14th Annual Workshop of
The Australasian Language Technology Association

Monash University, Melbourne

5th - 7th December 2016

Overview

Tutorials will take place on Monday 5th December, immediately before the ALTA and ADCS workshops. The tutorials will also be hosted in the Caulfield campus of Monash University. Both morning and afternoon sessions will include a short coffee break. These tutorials feature advanced methods in text processing, and will be pitched to a general audience. All workshop participants are encouraged to attend, both students and staff.

Tutorial 1: Wray Buntine

Simpler Non-parametric Bayesian Models

9am-12.15pm

Many interesting non-parametric models are now used for modelling discrete, structured data as we find in language, document and graph analysis. These non-parametric Bayesian models are often based on a variety of different process models such as the Gamma process, the Beta process, the Pitman-Yor process, etc. This tutorial will give an introduction to these models and connect to modern Bayesian non-parametric theory, though doing so in a less former manner.

The basic process models can all be understood in terms of Poisson point processes (PPs) which can be viewed as an extension of standard prior distributions. When using PPs, one can easily model infinite lists, where new entries are unfurled and put to use only as data requires it. The Beta process in this interpretation is just an extension of the Beta prior for Bernoulli models that allows an infinite list of such Bernoullis. Modern Bayesian non-parametric theory provides general solutions for reasoning with these kinds of models, including the hierarchical case, though the results are not well known in the machine learning community. For instance, a hierarchical Pitman-Yor process is acting like an analogue to the Dirichlet distribution where instead of normalising gamma variables we normalise positive alpha-stable variables.

With the basic process models introduced, we will then look at some of the standard variants and Bayesian reasoning with them: hierarchical probability models for trees and n-gram language models, infinite feature vector models such as the Indian buffet process, infinite stochastic block models and various models for matrix and tensor factorisation. Some of these results are unpublished or not readily accessible to neophytes.

Tutorial 2: Simon Gog and Matthias Petri

Succinct Data Structures for Text and Information Retrieval

1.30pm-4.45pm

The current growth and availability of massive amounts of data gathered and processed by applications such as Web search engines or translation services has had a profound impact on the algorithmic requirements of many fundamental data processing tools. At the same time, this has provided ample motivation for a great deal of new theoretical and practical research on resource efficient algorithms and data structures.

Over the last decades the research field of the so-called succinct and compressed data structures has emerged to tackle these challenges.

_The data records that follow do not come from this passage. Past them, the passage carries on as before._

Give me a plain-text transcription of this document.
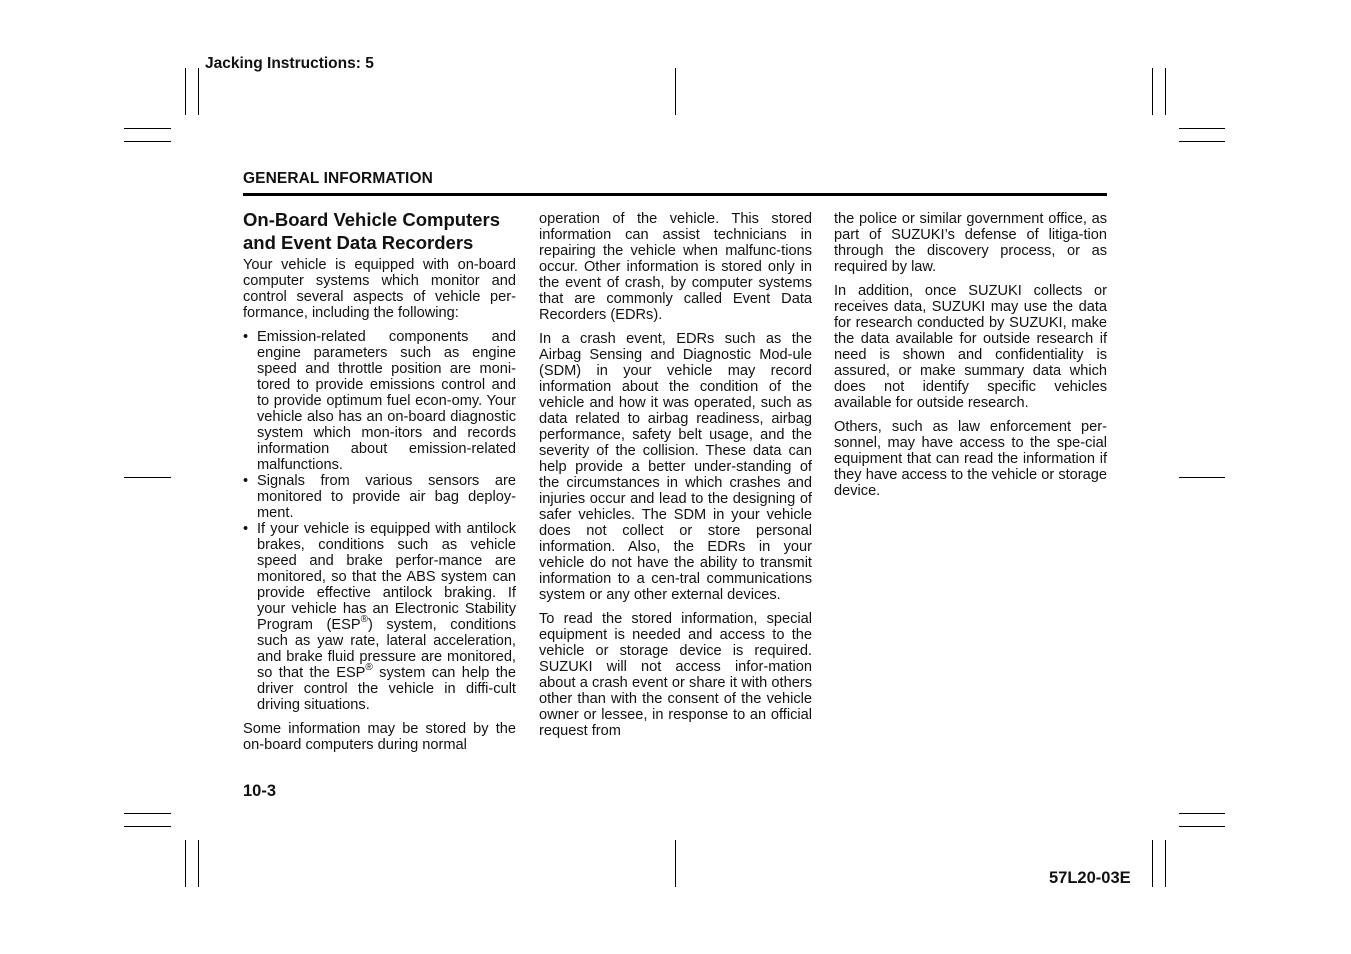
Jacking Instructions: 5
GENERAL INFORMATION
On-Board Vehicle Computers and Event Data Recorders

Your vehicle is equipped with on-board computer systems which monitor and control several aspects of vehicle per-formance, including the following:

• Emission-related components and engine parameters such as engine speed and throttle position are moni-tored to provide emissions control and to provide optimum fuel econ-omy. Your vehicle also has an on-board diagnostic system which mon-itors and records information about emission-related malfunctions.
• Signals from various sensors are monitored to provide air bag deploy-ment.
• If your vehicle is equipped with antilock brakes, conditions such as vehicle speed and brake perfor-mance are monitored, so that the ABS system can provide effective antilock braking. If your vehicle has an Electronic Stability Program (ESP®) system, conditions such as yaw rate, lateral acceleration, and brake fluid pressure are monitored, so that the ESP® system can help the driver control the vehicle in diffi-cult driving situations.

Some information may be stored by the on-board computers during normal

operation of the vehicle. This stored information can assist technicians in repairing the vehicle when malfunc-tions occur. Other information is stored only in the event of crash, by computer systems that are commonly called Event Data Recorders (EDRs).

In a crash event, EDRs such as the Airbag Sensing and Diagnostic Mod-ule (SDM) in your vehicle may record information about the condition of the vehicle and how it was operated, such as data related to airbag readiness, airbag performance, safety belt usage, and the severity of the collision. These data can help provide a better under-standing of the circumstances in which crashes and injuries occur and lead to the designing of safer vehicles. The SDM in your vehicle does not collect or store personal information. Also, the EDRs in your vehicle do not have the ability to transmit information to a cen-tral communications system or any other external devices.

To read the stored information, special equipment is needed and access to the vehicle or storage device is required. SUZUKI will not access infor-mation about a crash event or share it with others other than with the consent of the vehicle owner or lessee, in response to an official request from

the police or similar government office, as part of SUZUKI’s defense of litiga-tion through the discovery process, or as required by law.

In addition, once SUZUKI collects or receives data, SUZUKI may use the data for research conducted by SUZUKI, make the data available for outside research if need is shown and confidentiality is assured, or make summary data which does not identify specific vehicles available for outside research.

Others, such as law enforcement per-sonnel, may have access to the spe-cial equipment that can read the information if they have access to the vehicle or storage device.

10-3
57L20-03E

These new kind of data structures provide the same operations as their classical counterparts within a comparable time complexity but requiring substantially less space. These solutions usually resort to a careful combination of ideas from data compression and data structures.

The tutorial will introduce this field of research by presenting the most important succinct data structures to represent set of integers, set of points, trees, graphs and strings together with applications to Information Retrieval and Natural Language Processing problems. The introduction of the succinct data structures will be sustained with a practical session with programming handouts to solve. This will allow the attendees to directly experiment with implementations of these solutions on real datasets and understand the potential benefits to their own projects.